Aside from the discussion whether this or that population of CD4 cells is more important, it is a fact that a mixed population is found in the inflamed brain parenchyma, and in most cases Th1 cells outnumber Th17 cells. Interestingly, it has now been established that each population possibly infiltrate the CNS through different mechanisms. Actually, infiltrating cells may reach the CNS by three separate routes: 1) by direct transmigration through the capillary and post-capillary venules of the BBB and 2) from the blood to the cerebrospinal fluid at the choroid plexus and 3) migration through meningeal vessels to the subarachnoid space (B. 2006).
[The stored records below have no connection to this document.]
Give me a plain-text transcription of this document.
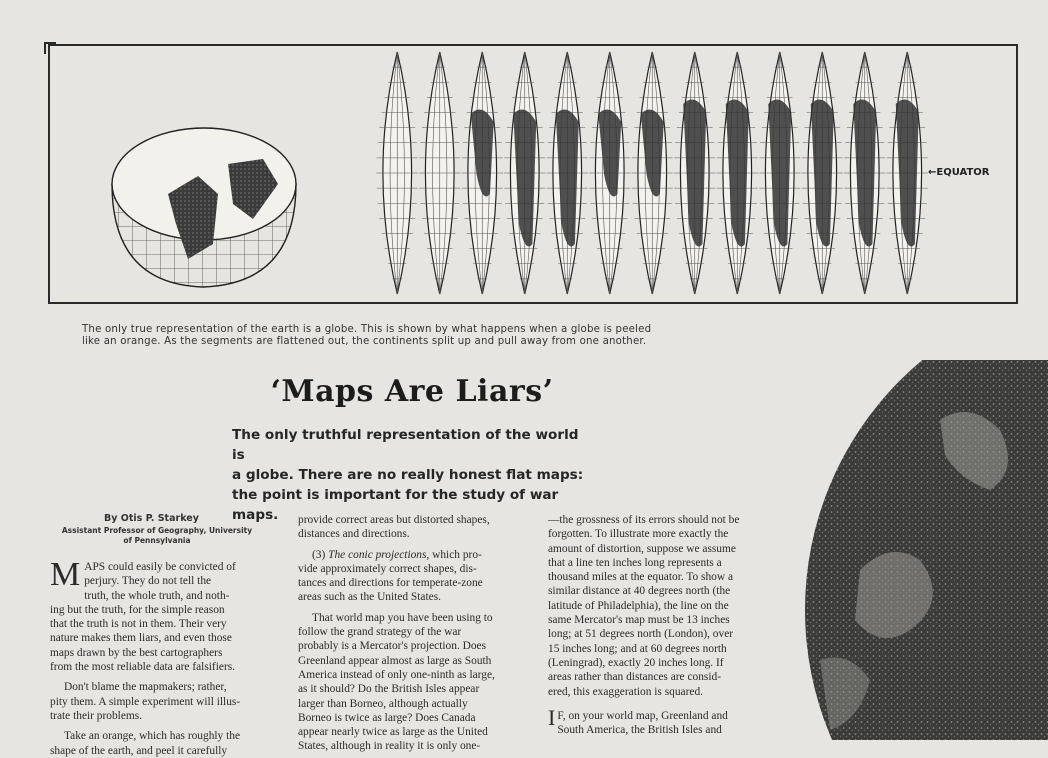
←EQUATOR
The only true representation of the earth is a globe. This is shown by what happens when a globe is peeled
like an orange. As the segments are flattened out, the continents split up and pull away from one another.
‘Maps Are Liars’
The only truthful representation of the world is
a globe. There are no really honest flat maps:
the point is important for the study of war maps.
By Otis P. Starkey
Assistant Professor of Geography, University
of Pennsylvania

M APS could easily be convicted of
perjury. They do not tell the
truth, the whole truth, and noth-
ing but the truth, for the simple reason
that the truth is not in them. Their very
nature makes them liars, and even those
maps drawn by the best cartographers
from the most reliable data are falsifiers.

Don't blame the mapmakers; rather,
pity them. A simple experiment will illus-
trate their problems.

Take an orange, which has roughly the
shape of the earth, and peel it carefully

provide correct areas but distorted shapes,
distances and directions.

(3) The conic projections, which pro-
vide approximately correct shapes, dis-
tances and directions for temperate-zone
areas such as the United States.

That world map you have been using to
follow the grand strategy of the war
probably is a Mercator's projection. Does
Greenland appear almost as large as South
America instead of only one-ninth as large,
as it should? Do the British Isles appear
larger than Borneo, although actually
Borneo is twice as large? Does Canada
appear nearly twice as large as the United
States, although in reality it is only one-

—the grossness of its errors should not be
forgotten. To illustrate more exactly the
amount of distortion, suppose we assume
that a line ten inches long represents a
thousand miles at the equator. To show a
similar distance at 40 degrees north (the
latitude of Philadelphia), the line on the
same Mercator's map must be 13 inches
long; at 51 degrees north (London), over
15 inches long; and at 60 degrees north
(Leningrad), exactly 20 inches long. If
areas rather than distances are consid-
ered, this exaggeration is squared.

I F, on your world map, Greenland and
South America, the British Isles and
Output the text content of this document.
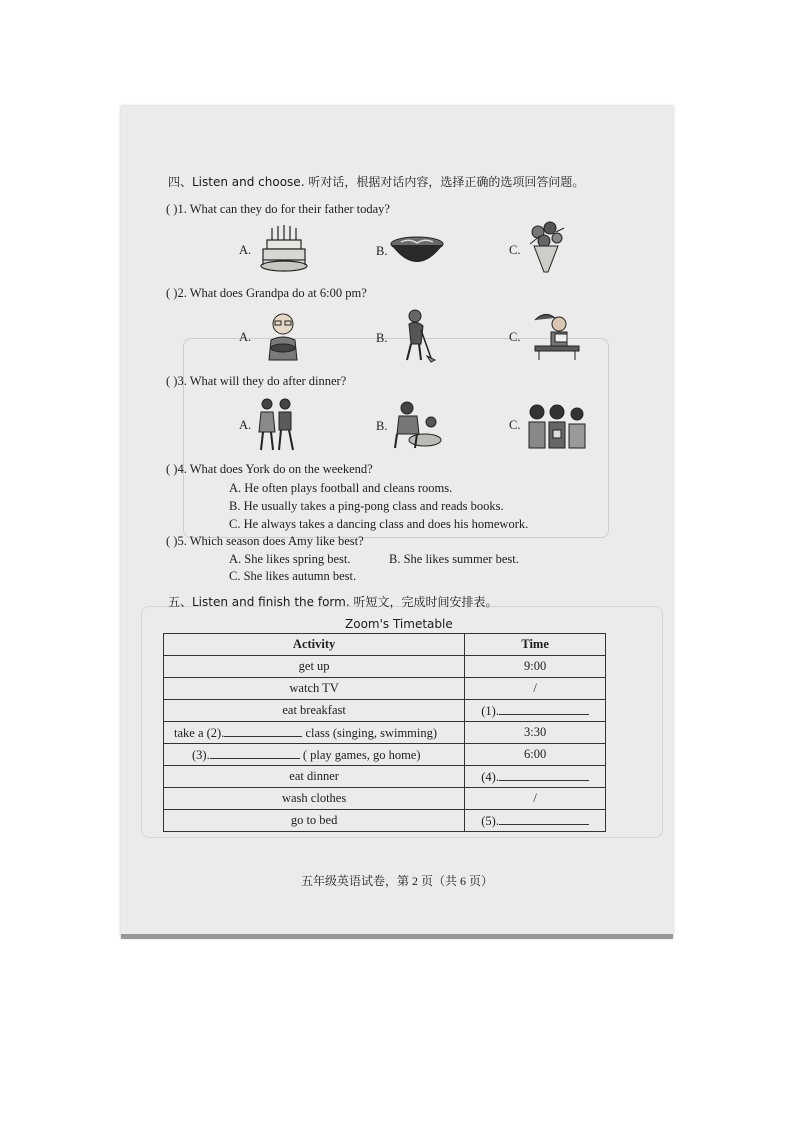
四、Listen and choose. 听对话，根据对话内容，选择正确的选项回答问题。
( )1. What can they do for their father today?
A.	B.	C.
( )2. What does Grandpa do at 6:00 pm?
A.	B.	C.
( )3. What will they do after dinner?
A.	B.	C.
( )4. What does York do on the weekend?
A. He often plays football and cleans rooms.
B. He usually takes a ping-pong class and reads books.
C. He always takes a dancing class and does his homework.
( )5. Which season does Amy like best?
A. She likes spring best.	B. She likes summer best.
C. She likes autumn best.
五、Listen and finish the form. 听短文，完成时间安排表。
Zoom's Timetable
Activity	Time
get up	9:00
watch TV	/
eat breakfast	(1).
take a (2). class (singing, swimming)	3:30
(3). ( play games, go home)	6:00
eat dinner	(4).
wash clothes	/
go to bed	(5).
五年级英语试卷，第 2 页（共 6 页）
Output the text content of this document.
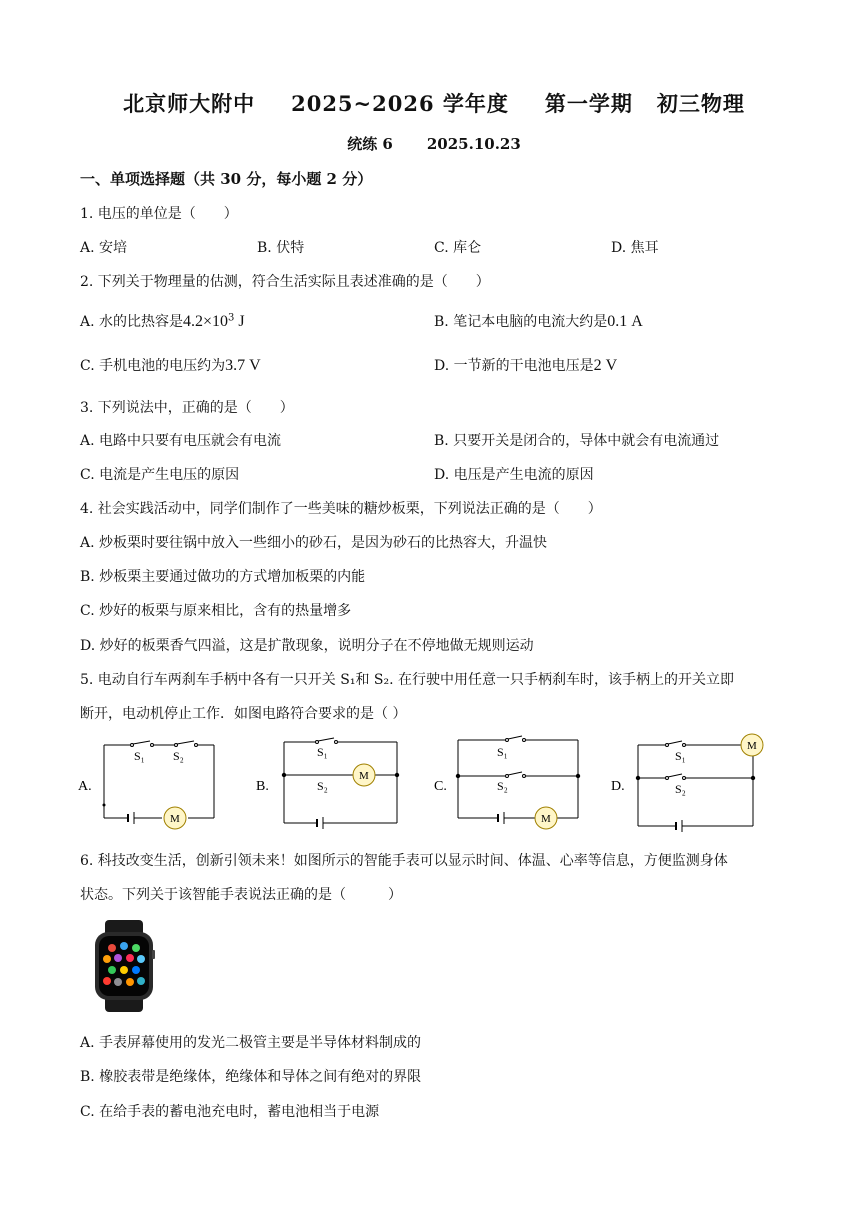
北京师大附中 2025~2026 学年度 第一学期 初三物理
统练 6 2025.10.23
一、单项选择题（共 30 分，每小题 2 分）
1. 电压的单位是（　　）
A. 安培	B. 伏特	C. 库仑	D. 焦耳
2. 下列关于物理量的估测，符合生活实际且表述准确的是（　　）
A. 水的比热容是$4.2\times 10^3$ J	B. 笔记本电脑的电流大约是0.1 A
C. 手机电池的电压约为3.7 V	D. 一节新的干电池电压是2 V
3. 下列说法中，正确的是（　　）
A. 电路中只要有电压就会有电流	B. 只要开关是闭合的，导体中就会有电流通过
C. 电流是产生电压的原因	D. 电压是产生电流的原因
4. 社会实践活动中，同学们制作了一些美味的糖炒板栗，下列说法正确的是（　　）
A. 炒板栗时要往锅中放入一些细小的砂石，是因为砂石的比热容大，升温快
B. 炒板栗主要通过做功的方式增加板栗的内能
C. 炒好的板栗与原来相比，含有的热量增多
D. 炒好的板栗香气四溢，这是扩散现象，说明分子在不停地做无规则运动
5. 电动自行车两刹车手柄中各有一只开关 S₁和 S₂. 在行驶中用任意一只手柄刹车时，该手柄上的开关立即
断开，电动机停止工作．如图电路符合要求的是（ ）
A.	B.	C.	D.
S₁ S₂
M
S₁
S₂
M
S₁
S₂
M
S₁
S₂
M
6. 科技改变生活，创新引领未来！如图所示的智能手表可以显示时间、体温、心率等信息，方便监测身体
状态。下列关于该智能手表说法正确的是（　　　）
A. 手表屏幕使用的发光二极管主要是半导体材料制成的
B. 橡胶表带是绝缘体，绝缘体和导体之间有绝对的界限
C. 在给手表的蓄电池充电时，蓄电池相当于电源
In this sense, it has been recently demonstrated that Th1 cells use the 4β1 integrins (Very Late Antigen- 4 – VLA-4) to infiltrate the spinal cord during EAE. The blockade of VLA-4 did not block Th17 cells to infiltrate the brain, expressing both IL-23R and CCR6. Accordingly, T cell-conditional α4-deficient mice were not resistant to actively induced EAE but showed an ataxic syndrome with predominantly supraspinal infiltrates of T cells (Rothhammer V 2011). Corroborating this idea, it was previously showed that Th17 cells constitutively express the chemokine receptor CCR6, whose ligand, CCL20 is also constitutively expressed by choroid plexus cells. Thus, it is clear that Th1 and Th17 cells differ not only in phenotype and function, but also in its ways to gain access to the CNS (Jäger A 2009; Murphy AC 2010).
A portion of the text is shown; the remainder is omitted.